Amongst social scientists, revision control is perhaps the least widely-used of the tools I have discussed. But I am convinced that it is the most important one over the long term. While tools like Git take a little getting used to both conceptually and in practice, the services they provide are extremely useful. It is already quite easy to use version control in conjunction with most of the text editors discussed above. There are also full-featured clients like Tower that allow you to administer git without having to use the command line. Taking a longer view, version control is likely to become more widely available through intermediary services or even as part of the basic functionality of operating systems.
It would be nice if all you needed to do your work was a box of software tricks and shortcuts. But of course it’s a bit more complicated than that. In order to get to the point where you can write a paper, you need to be organized enough to have read the right literature, maybe collected some data, and most importantly asked an interesting question in the first place. No amount of software is going to solve those problems for you. Too much concern with the details of your setup hinders your work. Indeed—and I speak from experience here—this concern is itself a kind self-imposed distraction that placates work-related anxiety in the short term while storing up more of it for later.10 On the hardware side, there’s the absurd productivity counterpart to the hedonic treadmill, where for some reason it’s hard to get through the to-do list even though the cafe you’re at contains more computing power than was available to the Pentagon in 1965. On the software side, the besetting vice of software is the tendency to waste a lot of your time installing, updating, and generally obsessing about it.11 Even more generally, efficient workflow habits are themselves just a means to the end of completing the projects you are really interested in, of making the things you want to make, of finding the answers to the questions that brought you to graduate school. The process of idea generation and project management can be run well, too, and perhaps even the business of choosing what the projects should be in the first place. But this is not the place—and I am not the person—to be giving advice about that.

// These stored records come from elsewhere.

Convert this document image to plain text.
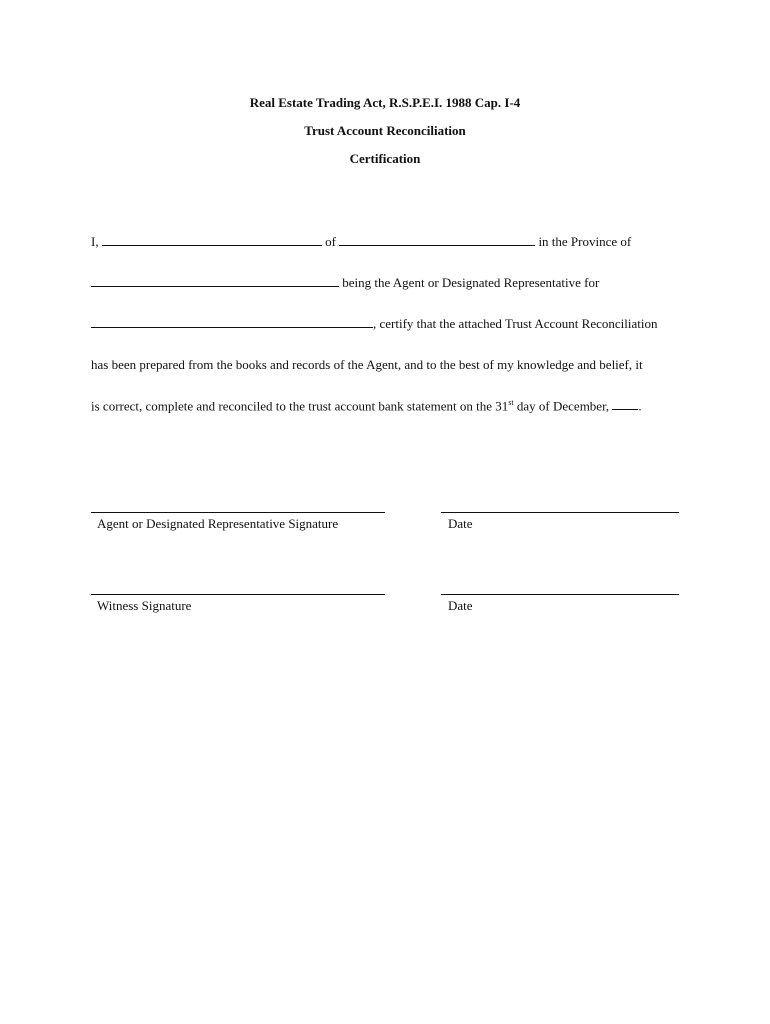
Real Estate Trading Act, R.S.P.E.I. 1988 Cap. I-4
Trust Account Reconciliation
Certification
I,	of	in the Province of
being the Agent or Designated Representative for
, certify that the attached Trust Account Reconciliation
has been prepared from the books and records of the Agent, and to the best of my knowledge and belief, it
is correct, complete and reconciled to the trust account bank statement on the 31st day of December, .
Agent or Designated Representative Signature	Date
Witness Signature	Date
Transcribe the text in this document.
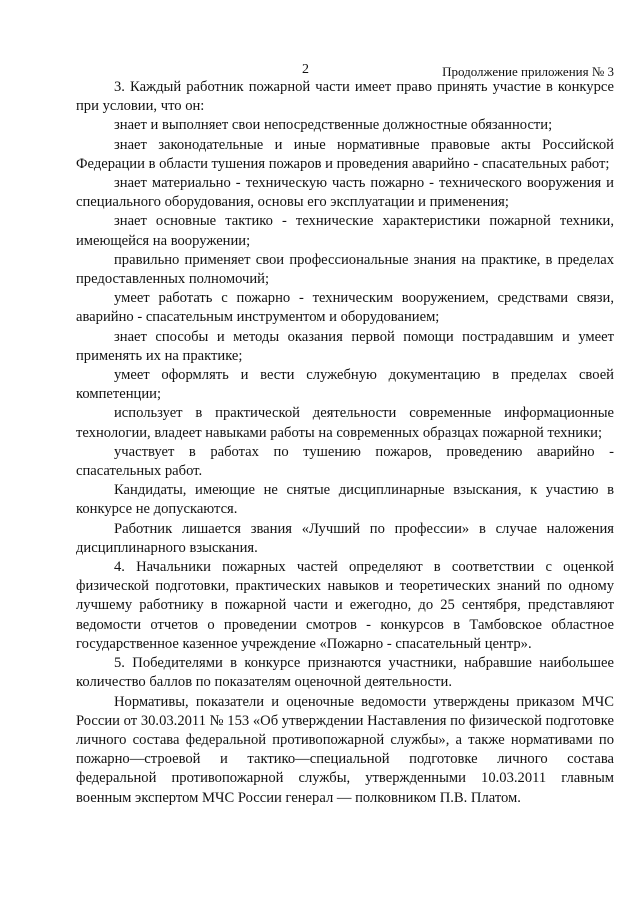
2	Продолжение приложения № 3

3. Каждый работник пожарной части имеет право принять участие в конкурсе при условии, что он:

знает и выполняет свои непосредственные должностные обязанности;

знает законодательные и иные нормативные правовые акты Российской Федерации в области тушения пожаров и проведения аварийно - спасательных работ;

знает материально - техническую часть пожарно - технического вооружения и специального оборудования, основы его эксплуатации и применения;

знает основные тактико - технические характеристики пожарной техники, имеющейся на вооружении;

правильно применяет свои профессиональные знания на практике, в пределах предоставленных полномочий;

умеет работать с пожарно - техническим вооружением, средствами связи, аварийно - спасательным инструментом и оборудованием;

знает способы и методы оказания первой помощи пострадавшим и умеет применять их на практике;

умеет оформлять и вести служебную документацию в пределах своей компетенции;

использует в практической деятельности современные информационные технологии, владеет навыками работы на современных образцах пожарной техники;

участвует в работах по тушению пожаров, проведению аварийно - спасательных работ.

Кандидаты, имеющие не снятые дисциплинарные взыскания, к участию в конкурсе не допускаются.

Работник лишается звания «Лучший по профессии» в случае наложения дисциплинарного взыскания.

4. Начальники пожарных частей определяют в соответствии с оценкой физической подготовки, практических навыков и теоретических знаний по одному лучшему работнику в пожарной части и ежегодно, до 25 сентября, представляют ведомости отчетов о проведении смотров - конкурсов в Тамбовское областное государственное казенное учреждение «Пожарно - спасательный центр».

5. Победителями в конкурсе признаются участники, набравшие наибольшее количество баллов по показателям оценочной деятельности.

Нормативы, показатели и оценочные ведомости утверждены приказом МЧС России от 30.03.2011 № 153 «Об утверждении Наставления по физической подготовке личного состава федеральной противопожарной службы», а также нормативами по пожарно—строевой и тактико—специальной подготовке личного состава федеральной противопожарной службы, утвержденными 10.03.2011 главным военным экспертом МЧС России генерал — полковником П.В. Платом.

All of which is just to reiterate two things. First, I am not advocating these tools on the grounds that they will make you more “productive”. Rather, they may help you stay in control of—and able to reproduce—your own prior work. That is an important difference. If you care about getting the right answer in your data analysis, or at least being able to repeatedly get the same probably wrong answer, then tools that enhance this sort of control should appeal to you. Second, even with that caveat it is still the principles of workflow management that are important. The software is just a means to an end. One of the smartest, most productive people I’ve ever known spent half of his career writing on a typewriter and the other half on an ancient IBM Displaywriter. His backup solution for having hopelessly outdated hardware was to keep a spare Displaywriter in a nearby closet, in case the first one broke. It never did.